An article produced by an associate professor from Athabasca University and two of his colleagues has won the Editors' Choice Best Article award for 2011 from the International Review of Research in Open and Distance Learning journal.
AU associate professor of Computing and Information Systems Dr. Jon Dron teamed with Dr. Maggie Hartnett and Dr. Ali St. George from the College of Education for the article, titled ‘Examining Motivation in Online Distance Learning Environments: Complex, Multifaceted, and Situational Dependents’.
“Using self-determination theory (SDT) as a framework, this paper explores the motivation to learn of preservice teachers in two online distance-learning contexts,” the abstract for the journal explains. “In this study, learners were found to be not primarily intrinsically motivated. Instead, student motivation was found to be complex, multifaceted, and sensitive to situational conditions.”
The invention of the internet brought with it the idea of distance education, using Skype, instant messaging and phone calls to gather credits for a degree or diploma. The way youth and young adults are learning and gathering information is considerably different from the way their grandparents received information.
“I was third author on a paper done by my successful PhD student Maggie Hartnett, and it was about motivation and it was in IRRODL (International Review of Research in Open and Distance Learning),” Dr Dron. “It’s based on a couple of studies that Maggie did on online and blended students in New Zealand looking at it in the context of self-determination theory.”
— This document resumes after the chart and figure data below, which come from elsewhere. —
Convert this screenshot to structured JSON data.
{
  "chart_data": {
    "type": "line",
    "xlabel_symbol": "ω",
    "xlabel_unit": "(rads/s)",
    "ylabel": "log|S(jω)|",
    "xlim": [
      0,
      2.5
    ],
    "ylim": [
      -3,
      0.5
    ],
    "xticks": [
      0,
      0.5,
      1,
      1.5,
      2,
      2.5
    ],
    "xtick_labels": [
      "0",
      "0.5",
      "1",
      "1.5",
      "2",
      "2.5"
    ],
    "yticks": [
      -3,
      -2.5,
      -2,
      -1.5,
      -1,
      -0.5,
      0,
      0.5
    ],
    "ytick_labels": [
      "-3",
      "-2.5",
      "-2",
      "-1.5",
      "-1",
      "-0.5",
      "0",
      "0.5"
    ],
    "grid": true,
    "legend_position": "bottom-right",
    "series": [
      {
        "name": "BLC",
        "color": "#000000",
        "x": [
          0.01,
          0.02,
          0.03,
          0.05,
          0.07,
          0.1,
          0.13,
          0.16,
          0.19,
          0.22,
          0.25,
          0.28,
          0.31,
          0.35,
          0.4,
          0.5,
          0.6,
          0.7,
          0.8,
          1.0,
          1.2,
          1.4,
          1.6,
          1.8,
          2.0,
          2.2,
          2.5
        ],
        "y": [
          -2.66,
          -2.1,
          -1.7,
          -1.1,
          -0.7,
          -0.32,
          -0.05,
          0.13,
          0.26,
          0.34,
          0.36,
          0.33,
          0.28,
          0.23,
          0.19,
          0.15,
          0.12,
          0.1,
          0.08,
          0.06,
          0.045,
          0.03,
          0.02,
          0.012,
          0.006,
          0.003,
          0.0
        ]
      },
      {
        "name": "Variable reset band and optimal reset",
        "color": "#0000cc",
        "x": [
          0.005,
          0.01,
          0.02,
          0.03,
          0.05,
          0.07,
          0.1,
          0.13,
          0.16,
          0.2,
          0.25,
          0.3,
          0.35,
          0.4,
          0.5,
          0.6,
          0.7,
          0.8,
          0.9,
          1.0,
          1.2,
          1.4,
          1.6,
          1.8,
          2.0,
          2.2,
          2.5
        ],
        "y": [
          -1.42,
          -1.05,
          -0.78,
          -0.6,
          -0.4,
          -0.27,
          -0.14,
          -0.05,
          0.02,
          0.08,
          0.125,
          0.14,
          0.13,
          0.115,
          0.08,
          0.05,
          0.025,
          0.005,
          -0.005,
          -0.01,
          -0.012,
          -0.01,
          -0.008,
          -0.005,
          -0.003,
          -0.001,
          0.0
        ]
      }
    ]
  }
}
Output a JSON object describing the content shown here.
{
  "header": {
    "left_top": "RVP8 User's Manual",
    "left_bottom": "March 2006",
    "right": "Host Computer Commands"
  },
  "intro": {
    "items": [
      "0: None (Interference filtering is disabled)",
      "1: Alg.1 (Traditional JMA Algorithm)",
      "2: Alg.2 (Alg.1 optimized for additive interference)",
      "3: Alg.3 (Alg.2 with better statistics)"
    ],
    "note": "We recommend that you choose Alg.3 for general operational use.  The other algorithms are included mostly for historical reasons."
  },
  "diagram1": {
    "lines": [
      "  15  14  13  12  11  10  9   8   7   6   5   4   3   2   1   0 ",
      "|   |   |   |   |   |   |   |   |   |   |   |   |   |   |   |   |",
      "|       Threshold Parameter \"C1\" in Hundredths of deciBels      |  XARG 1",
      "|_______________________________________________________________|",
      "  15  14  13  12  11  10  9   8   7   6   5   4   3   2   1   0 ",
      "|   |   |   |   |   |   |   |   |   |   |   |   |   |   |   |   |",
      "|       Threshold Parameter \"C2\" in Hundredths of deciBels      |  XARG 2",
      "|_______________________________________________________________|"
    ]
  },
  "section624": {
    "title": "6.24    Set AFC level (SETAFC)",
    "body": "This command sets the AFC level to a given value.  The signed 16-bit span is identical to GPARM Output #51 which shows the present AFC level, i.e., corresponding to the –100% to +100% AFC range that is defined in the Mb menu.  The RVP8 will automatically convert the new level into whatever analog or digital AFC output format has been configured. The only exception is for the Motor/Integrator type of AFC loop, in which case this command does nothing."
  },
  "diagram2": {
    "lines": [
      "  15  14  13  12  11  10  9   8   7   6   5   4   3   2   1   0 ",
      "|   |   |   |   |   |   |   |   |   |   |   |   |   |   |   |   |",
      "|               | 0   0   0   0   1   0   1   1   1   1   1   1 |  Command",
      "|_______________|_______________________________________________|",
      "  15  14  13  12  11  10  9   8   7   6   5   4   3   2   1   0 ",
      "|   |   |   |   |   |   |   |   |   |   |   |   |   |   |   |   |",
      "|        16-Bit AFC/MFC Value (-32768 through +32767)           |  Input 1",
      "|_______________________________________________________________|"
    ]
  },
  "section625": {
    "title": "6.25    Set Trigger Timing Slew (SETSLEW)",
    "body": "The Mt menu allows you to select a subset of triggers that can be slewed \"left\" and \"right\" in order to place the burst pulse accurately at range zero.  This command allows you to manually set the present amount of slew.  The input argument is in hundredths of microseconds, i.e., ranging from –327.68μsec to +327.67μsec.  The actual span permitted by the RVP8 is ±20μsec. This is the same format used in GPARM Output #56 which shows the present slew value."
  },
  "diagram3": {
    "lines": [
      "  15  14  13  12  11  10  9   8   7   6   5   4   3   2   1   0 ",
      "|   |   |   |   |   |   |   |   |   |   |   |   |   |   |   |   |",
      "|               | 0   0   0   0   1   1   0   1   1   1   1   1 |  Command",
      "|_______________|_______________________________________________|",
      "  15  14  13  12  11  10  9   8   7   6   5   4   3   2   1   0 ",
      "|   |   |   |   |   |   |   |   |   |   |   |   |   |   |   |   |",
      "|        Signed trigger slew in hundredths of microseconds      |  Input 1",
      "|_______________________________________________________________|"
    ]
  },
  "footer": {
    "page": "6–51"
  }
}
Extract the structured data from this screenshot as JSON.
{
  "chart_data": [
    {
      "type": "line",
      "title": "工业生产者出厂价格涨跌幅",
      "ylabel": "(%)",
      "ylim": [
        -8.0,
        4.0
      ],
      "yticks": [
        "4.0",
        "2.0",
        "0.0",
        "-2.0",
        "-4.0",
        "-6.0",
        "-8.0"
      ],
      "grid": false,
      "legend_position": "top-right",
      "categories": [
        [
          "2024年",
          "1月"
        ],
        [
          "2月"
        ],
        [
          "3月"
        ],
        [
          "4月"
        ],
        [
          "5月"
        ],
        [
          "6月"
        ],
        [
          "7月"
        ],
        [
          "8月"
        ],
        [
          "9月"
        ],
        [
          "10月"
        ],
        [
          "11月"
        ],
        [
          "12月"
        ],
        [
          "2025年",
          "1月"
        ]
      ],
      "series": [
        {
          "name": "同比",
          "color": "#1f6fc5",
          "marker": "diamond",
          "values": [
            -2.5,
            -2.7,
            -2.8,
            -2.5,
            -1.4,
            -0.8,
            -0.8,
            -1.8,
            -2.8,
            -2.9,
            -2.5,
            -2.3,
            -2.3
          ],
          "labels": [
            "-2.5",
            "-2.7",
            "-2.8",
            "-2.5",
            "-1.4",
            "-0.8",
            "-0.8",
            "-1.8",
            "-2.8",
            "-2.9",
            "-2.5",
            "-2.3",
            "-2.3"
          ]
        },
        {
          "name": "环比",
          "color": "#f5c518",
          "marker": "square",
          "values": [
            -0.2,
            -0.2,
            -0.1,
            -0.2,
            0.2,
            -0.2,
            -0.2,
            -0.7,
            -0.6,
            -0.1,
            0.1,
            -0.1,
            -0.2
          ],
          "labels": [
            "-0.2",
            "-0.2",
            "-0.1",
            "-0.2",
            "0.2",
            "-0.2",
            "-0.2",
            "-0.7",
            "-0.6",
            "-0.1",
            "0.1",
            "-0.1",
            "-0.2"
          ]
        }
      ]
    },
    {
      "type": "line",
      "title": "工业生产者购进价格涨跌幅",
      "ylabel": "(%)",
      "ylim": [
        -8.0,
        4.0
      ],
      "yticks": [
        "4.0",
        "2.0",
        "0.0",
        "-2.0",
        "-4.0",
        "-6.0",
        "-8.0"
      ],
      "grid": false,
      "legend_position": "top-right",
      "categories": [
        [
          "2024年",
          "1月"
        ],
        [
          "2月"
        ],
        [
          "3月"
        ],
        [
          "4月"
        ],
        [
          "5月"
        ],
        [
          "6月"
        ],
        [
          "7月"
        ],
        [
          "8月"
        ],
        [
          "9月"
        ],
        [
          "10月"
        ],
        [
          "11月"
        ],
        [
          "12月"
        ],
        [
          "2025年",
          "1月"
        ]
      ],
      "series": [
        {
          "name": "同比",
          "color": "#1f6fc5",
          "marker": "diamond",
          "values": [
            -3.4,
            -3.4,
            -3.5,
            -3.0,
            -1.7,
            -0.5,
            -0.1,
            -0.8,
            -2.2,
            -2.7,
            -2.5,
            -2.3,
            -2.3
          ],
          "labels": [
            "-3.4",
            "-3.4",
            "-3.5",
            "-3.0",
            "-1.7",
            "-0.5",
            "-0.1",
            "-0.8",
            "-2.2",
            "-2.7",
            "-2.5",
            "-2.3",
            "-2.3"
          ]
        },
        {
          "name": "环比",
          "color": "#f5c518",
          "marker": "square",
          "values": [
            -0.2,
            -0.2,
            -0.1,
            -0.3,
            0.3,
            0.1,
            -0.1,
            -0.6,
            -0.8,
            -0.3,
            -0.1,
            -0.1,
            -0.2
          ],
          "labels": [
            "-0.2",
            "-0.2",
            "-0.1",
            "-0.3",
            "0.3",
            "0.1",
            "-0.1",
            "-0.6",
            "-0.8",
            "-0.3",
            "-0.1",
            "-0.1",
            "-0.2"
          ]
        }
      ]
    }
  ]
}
The three writers looked at how students described their motivation.
“We discovered that the strange notion in distance learning is that students are intrinsically motivated,” he said.
“Motivation is complicated.”
The piece was chosen for the award for a number of reasons.
“(It) was chosen by editor Terry Anderson and members of the editorial advisory committee based on quality, relevance and value to the discipline,” states the press release.
“We were also guided by the number of downloads, indicating a ‘crowd choice’,” Anderson said.
The journal is produced electronically by Athabasca University.
The piece appears in volume 12, issue six of the journal, and is available online by visiting www.irrodl.org/index.php/irrodl/article/view/1030.